Modest demand for legal services and ballooning costs points to more industry consolidation in 2026 after dozens of law tie-ups were completed this year, Citigroup Inc. has found.
Law firm demand grew just 1.9% in the first nine months of the year, Citi found in a survey of more than 200 of the operations, including 80 of the largest 100 by revenue. The demand and a 9.6% increase in the rates firms charge their customers led to 11.3% revenue growth, the survey showed.
“When you’re operating in a modest demand growth environment overall—meanwhile, the cost of running these very sophisticated businesses is increasing—we will see continued consolidation occurring,” through lateral hiring or combinations, said Gretta Rusanow, managing director and head of advisory services at Citi’s Law Firm Group.
The prospect of more mergers comes as the industry has already been increasing tie-ups. Law firms completed 47 mergers in the first three quarters of the year, up from 43 in the same period of 2024, according to legal consultants Fairfax Associates.
Mergers announced this year include McDermott Will & Emery’s and Schulte Roth & Zabel; Herbert Smith Freehills’ and Kramer Levin; and Perkins Coie and Ashurst. Cadwalader Wickersham & Taft is reported to be looking for a merger partner.
“When you’re in an industry that grows demand on average less than 1% from one year to the next, the way to outperform your peers is to buy that growth” through mergers or lateral hiring, Rusanow said. “The way to outperform your peers is to take market share from others.”
Law firms have weathered an turbulent year that has included attacks by President Donald Trump and economic uncertainties with new and fluctuating tariff barriers. Citi found firms gaining from practices including litigation, bankruptcy, infrastructure, funds, and investment management.
“This year’s results show just how resilient this industry is,” Rusanow said. “Clients need law firms in good times and in bad times—and despite that market volatility hurting those transactional practices.”
Seniority First
The survey found 78% of large firms increased their associate ranks from 2019 to 2024, while almost 75% added income partners. Roughly 72% of large firms plan to invest in more income partners over the next two years and 86% plan on increasing their associate populations.
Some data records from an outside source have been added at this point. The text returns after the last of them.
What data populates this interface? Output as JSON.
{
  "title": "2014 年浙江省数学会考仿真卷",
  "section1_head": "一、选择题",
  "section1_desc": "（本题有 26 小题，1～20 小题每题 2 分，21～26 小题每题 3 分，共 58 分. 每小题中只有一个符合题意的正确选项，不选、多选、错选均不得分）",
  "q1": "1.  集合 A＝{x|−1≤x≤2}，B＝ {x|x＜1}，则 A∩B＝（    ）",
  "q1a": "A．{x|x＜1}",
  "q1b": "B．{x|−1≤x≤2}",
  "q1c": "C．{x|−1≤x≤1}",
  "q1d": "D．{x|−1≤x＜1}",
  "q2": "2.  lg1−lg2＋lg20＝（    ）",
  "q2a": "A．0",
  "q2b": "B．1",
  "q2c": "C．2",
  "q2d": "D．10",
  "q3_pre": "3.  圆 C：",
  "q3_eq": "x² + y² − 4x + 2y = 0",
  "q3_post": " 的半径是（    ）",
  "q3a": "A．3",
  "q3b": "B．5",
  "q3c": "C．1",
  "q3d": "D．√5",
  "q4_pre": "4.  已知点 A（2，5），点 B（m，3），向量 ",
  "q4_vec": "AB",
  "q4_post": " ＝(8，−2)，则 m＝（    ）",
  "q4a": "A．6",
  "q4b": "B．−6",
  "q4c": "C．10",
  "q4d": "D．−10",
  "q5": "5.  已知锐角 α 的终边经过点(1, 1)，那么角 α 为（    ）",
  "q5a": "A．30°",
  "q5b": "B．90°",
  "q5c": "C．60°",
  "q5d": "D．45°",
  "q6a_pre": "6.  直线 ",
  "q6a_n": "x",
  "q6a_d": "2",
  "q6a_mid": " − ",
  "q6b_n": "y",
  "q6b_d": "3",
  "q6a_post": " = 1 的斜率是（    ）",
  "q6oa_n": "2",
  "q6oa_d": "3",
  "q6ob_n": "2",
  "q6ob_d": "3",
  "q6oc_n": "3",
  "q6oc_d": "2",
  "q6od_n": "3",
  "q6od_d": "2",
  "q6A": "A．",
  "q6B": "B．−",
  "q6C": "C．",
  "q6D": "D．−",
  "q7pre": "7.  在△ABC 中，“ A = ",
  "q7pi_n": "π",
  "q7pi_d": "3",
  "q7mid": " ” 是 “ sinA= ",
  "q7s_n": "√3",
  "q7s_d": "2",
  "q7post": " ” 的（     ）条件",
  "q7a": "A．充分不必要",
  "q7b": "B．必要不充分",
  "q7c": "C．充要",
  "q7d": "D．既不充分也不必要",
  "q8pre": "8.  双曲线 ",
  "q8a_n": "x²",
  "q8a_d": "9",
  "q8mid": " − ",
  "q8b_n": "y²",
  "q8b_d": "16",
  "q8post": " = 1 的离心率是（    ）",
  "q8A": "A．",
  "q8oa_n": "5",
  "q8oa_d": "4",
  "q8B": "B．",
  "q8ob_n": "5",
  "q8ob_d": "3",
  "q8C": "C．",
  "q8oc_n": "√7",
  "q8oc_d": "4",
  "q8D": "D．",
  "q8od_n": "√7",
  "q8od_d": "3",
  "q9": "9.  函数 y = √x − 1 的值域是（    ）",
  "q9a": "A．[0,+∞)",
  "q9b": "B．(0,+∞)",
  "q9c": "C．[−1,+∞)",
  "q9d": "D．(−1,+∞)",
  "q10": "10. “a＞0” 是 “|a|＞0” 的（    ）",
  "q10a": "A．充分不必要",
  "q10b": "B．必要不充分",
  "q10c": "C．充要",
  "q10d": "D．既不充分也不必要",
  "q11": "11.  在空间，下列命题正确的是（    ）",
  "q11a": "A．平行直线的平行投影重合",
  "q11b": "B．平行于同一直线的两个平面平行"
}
Only 37% of large firms plan to increase the size of their summer associate classes through 2027.
“That model will make sense in the age of generative AI as we see tens of thousands of hours potentially knocked out that would have been work that typically would have come to first- and second-year associates,” Rusanow said. “The demand will be more so for more seasoned expertise — that will be the distinguishing feature for any law firm.”
More law firms are beginning to see how GenAI can and will impact their businesses. Sixty-three percent of large law firms expect to it affect their lawyer leverage models, up from just 43% in last year’s survey and within the next two years, Citi found.
Thirty-six percent of large firms expect generative AI to affect their professional staffing models, up by almost double from last year.
AI Effects
GenAI “will reshape law firms, but not immediately,” said Brad Hildebrandt, co-author of the Citi report. “I don’t think we’re going to see layoffs of associates because of AI—they’re simply going to do something differently.”
But adapting a more senior leveraged model will come with higher costs, and firms will want to see the cost of that model justified through overall contribution to the firm, Rusanow said.
Income partners—also known as nonequity partners—are less productive than equity partners but cost more than counsel positions, the report noted.
“While there are lots of good reasons why firms are building an income partner group, it will need to be very carefully managed, otherwise it could be a pain point for firms from a profitability standpoint,” Rusanow said.